Vote en ligne, déplacements internationaux, outils numériques omniprésents… Les Français de l’étranger évoluent dans un environnement où les risques cyber se multiplient. Derrière une apparente banalisation des usages, la menace s’adapte et se professionnalise. Le 15 avril 2026, l’agence nationale des titres sécurisés (ANTS) a détecté un incident de sécurité par exemple. Un petit peu moins de 12 millions de comptes ont été touchés. Pour Damien Bancal, journaliste expert en cyber intelligence, l’enjeu n’est plus seulement de se protéger, mais de comprendre où et comment ses données et ses communications cessent d’être réellement sous notre contrôle.
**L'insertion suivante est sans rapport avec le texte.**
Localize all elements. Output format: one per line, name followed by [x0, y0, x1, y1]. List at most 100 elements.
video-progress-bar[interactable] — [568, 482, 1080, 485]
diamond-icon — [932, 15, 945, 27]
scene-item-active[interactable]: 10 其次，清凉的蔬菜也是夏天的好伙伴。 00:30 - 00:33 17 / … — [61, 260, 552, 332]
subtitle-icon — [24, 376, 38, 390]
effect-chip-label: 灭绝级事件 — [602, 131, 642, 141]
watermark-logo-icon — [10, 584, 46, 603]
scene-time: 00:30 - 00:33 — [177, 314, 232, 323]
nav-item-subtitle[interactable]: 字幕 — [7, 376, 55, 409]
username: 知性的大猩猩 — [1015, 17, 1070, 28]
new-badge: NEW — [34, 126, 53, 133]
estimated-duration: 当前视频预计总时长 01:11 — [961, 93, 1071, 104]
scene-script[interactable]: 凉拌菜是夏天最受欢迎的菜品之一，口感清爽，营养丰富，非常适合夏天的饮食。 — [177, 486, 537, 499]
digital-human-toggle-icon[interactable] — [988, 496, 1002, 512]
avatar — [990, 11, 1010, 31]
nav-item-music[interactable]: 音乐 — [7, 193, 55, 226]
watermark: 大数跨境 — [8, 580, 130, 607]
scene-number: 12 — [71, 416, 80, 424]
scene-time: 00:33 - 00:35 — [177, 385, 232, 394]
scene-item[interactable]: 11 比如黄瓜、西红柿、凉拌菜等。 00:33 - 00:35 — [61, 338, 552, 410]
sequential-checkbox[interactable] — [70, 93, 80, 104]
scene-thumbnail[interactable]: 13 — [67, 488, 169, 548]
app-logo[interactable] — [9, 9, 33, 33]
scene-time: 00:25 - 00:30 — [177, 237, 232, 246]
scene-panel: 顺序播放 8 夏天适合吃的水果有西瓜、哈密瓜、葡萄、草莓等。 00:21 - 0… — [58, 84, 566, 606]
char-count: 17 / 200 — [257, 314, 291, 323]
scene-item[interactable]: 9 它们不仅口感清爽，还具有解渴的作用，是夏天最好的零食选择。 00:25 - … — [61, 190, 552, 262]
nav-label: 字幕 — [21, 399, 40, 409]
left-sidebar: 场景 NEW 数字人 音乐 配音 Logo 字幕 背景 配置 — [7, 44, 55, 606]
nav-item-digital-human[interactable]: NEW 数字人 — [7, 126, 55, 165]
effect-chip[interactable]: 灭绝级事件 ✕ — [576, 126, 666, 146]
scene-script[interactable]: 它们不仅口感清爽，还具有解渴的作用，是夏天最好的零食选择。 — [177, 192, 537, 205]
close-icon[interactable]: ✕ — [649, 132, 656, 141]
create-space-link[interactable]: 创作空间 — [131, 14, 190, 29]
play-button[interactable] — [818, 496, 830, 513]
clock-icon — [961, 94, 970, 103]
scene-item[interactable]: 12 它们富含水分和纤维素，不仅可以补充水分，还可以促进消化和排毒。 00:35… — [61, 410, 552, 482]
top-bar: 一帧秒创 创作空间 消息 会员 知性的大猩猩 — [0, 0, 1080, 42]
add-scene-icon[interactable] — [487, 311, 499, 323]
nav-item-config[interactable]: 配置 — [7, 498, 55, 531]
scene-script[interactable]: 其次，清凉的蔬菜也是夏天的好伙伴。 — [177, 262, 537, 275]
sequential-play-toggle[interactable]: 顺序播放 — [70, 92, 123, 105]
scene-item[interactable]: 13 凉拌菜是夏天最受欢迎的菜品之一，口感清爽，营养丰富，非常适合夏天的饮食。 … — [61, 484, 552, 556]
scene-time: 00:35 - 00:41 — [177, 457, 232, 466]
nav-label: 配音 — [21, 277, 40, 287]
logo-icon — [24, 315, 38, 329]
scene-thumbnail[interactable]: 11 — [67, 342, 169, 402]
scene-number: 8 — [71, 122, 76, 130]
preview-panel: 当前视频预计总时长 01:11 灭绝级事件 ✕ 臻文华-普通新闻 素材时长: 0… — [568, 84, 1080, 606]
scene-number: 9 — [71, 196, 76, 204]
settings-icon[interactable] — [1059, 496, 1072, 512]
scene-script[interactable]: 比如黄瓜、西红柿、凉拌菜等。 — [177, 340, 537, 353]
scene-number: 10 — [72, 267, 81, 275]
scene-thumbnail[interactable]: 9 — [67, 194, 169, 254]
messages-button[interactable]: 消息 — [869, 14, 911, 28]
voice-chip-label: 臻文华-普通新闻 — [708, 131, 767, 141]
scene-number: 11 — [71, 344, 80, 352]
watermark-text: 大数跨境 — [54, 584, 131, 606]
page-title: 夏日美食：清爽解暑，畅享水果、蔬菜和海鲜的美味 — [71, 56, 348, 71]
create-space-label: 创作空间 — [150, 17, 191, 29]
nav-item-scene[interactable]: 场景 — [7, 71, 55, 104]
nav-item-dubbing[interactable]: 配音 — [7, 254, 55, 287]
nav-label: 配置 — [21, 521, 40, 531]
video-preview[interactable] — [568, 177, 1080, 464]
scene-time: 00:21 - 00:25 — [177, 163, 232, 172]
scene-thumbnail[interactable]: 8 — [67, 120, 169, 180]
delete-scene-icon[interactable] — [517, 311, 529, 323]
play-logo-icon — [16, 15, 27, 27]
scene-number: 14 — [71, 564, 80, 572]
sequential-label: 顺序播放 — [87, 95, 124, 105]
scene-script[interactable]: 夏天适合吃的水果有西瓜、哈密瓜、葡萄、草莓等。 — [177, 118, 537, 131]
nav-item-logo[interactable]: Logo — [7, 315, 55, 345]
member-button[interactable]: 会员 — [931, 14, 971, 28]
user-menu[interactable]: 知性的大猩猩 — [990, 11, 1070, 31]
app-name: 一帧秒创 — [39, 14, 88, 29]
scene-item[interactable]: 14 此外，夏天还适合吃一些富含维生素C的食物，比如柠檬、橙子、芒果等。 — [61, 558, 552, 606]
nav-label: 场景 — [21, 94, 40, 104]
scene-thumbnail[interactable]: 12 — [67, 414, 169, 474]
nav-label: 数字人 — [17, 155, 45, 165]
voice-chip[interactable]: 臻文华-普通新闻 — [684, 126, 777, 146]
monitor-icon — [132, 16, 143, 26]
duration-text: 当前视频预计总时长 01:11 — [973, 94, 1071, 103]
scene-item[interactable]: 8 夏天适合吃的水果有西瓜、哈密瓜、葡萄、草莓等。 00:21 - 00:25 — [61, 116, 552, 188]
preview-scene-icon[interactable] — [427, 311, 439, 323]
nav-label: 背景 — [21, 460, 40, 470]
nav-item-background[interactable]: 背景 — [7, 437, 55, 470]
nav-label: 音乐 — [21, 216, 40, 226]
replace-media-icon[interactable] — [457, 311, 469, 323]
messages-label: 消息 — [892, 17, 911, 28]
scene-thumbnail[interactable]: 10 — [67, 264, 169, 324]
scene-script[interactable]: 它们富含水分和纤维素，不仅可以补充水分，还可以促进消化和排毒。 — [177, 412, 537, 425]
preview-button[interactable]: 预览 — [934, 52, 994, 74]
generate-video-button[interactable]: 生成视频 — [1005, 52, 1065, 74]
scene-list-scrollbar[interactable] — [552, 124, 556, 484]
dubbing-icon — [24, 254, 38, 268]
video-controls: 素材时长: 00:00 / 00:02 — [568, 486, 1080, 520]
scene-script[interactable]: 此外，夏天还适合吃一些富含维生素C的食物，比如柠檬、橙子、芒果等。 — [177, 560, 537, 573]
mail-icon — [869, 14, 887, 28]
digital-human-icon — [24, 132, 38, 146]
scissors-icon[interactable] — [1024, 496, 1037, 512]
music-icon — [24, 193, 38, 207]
La vraie hygiène numérique de déplacement ne consiste pas à "blinder" un appareil, mais à voyager avec le minimum utile
Damien Bancal est un journaliste, auteur et formateur spécialisé en cybersécurité et cyberintelligence, avec plus de 30 ans d’expérience dans les médias (presse écrite, radio, télévision, cinéma, Internet). Fondateur de zataz.com et Veillezataz.com, il intervient notamment dans l’émission « Ça peut vous arriver » avec Julien Courbet, sur France Info et sur MEDI1. Enseignant dans plusieurs écoles et universités en Europe et au Québec, il forme aux enjeux de cybersécurité et d’identité numérique. Lepetitjournal.com s'est appuyé sur son expertise à l'heure où les cyberattaques sont sur toutes les lèvres... et de nombreux écrans.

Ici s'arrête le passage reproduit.